Les ressources attentionnelles, un nouveau bien commun à préserver d’une « exploitation de plus en plus agressive » voire à reconquérir ? Le retour vers le réel passe par une « nouvelle économie politique » et par un nouveau « grand récit contemporain » renouant avec « l’agir véritable », s’opposant aux « expériences préfabriquées » proposées par un « art de l’ingénierie attentionnelle », élaboré à notre intention par « toute une série de fonctionnaires de l’ajustement psychologique »…
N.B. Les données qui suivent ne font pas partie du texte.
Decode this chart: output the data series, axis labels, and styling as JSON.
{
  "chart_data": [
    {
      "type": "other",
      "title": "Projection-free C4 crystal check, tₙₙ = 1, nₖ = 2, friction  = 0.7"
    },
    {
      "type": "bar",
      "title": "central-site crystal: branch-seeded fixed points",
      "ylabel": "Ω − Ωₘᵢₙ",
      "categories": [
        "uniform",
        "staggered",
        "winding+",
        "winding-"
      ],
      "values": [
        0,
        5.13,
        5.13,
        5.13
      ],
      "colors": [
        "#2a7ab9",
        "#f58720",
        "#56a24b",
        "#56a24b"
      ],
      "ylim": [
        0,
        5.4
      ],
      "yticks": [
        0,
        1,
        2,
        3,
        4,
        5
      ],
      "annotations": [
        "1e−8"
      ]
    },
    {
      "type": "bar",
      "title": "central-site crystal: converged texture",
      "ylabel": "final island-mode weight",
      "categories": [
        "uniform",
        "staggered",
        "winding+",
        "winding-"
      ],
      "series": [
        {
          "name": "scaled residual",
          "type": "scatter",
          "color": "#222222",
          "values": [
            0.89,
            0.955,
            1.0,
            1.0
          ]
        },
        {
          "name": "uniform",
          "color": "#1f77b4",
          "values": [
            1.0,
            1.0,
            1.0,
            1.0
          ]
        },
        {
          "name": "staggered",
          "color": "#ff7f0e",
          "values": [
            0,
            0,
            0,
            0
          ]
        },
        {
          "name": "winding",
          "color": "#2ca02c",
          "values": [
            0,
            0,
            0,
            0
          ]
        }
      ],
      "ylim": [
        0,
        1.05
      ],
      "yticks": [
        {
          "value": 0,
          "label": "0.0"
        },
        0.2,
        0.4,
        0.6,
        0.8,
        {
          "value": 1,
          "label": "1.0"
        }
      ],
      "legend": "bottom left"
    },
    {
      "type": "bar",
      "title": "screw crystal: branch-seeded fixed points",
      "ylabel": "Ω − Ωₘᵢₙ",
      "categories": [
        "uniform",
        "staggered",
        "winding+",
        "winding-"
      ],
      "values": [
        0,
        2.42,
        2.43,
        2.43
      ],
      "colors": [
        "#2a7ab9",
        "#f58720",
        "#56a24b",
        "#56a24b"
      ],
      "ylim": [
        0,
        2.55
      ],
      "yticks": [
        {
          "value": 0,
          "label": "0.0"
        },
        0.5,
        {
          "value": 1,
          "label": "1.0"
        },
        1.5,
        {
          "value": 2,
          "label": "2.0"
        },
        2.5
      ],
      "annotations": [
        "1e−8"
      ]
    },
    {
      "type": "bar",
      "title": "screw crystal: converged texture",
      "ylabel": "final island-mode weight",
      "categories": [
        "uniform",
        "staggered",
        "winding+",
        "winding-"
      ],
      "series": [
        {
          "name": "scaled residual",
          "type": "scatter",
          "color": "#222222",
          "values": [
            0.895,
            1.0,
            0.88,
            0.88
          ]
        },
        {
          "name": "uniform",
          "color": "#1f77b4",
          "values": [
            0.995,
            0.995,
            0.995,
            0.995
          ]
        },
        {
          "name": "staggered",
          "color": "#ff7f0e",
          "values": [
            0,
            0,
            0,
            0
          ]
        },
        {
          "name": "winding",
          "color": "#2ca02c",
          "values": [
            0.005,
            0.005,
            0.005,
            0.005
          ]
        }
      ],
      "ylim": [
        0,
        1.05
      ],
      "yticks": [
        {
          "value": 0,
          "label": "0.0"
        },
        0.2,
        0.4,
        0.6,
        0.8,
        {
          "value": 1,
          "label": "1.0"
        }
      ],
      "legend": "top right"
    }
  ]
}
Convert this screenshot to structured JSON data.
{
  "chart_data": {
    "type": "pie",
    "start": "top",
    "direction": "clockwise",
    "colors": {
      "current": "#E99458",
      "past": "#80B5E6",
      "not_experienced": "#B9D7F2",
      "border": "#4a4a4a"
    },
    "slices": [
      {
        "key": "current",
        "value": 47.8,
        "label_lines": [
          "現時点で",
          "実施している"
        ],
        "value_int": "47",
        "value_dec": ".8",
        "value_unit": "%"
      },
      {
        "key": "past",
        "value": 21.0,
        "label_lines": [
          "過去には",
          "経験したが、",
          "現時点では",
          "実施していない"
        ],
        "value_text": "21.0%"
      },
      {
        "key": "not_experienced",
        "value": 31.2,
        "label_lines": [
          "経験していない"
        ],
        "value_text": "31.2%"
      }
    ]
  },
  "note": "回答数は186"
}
Le philosophe-mécano ne propose pas seulement un nouveau regard sur notre « culture » sursaturée de ces inutiles « technologies visant à capter notre attention et notre vie mentale » ( ainsi colonisées et transformées en « ressources exploitables »…) mais aussi un stimulant exercice de lucidité agissante voire de joie armée pour nous retrouver dans un monde véritablement commun – pour en prendre soin et nous recréer avec lui.

 

Matthew B. Crawford, Contact, La Découverte, 348 p., 21€

Eloge du carburateur, La Découverte/Poche, 250 p., 11 €

 



5 réactions


  • Clark Kent Jeussey de Sourcesûre 10 octobre 2016 08:57

    Crawford joue les « Candide » et remplace le jardin par le garage, les semences par le carburateur. Mais son cheminement est le même que celui de Voltaire qui, après avoir fréquenté « Pangloss », la crème des communicants de l’époque, s’était retiré à Ferney pour « cultiver son jardin ».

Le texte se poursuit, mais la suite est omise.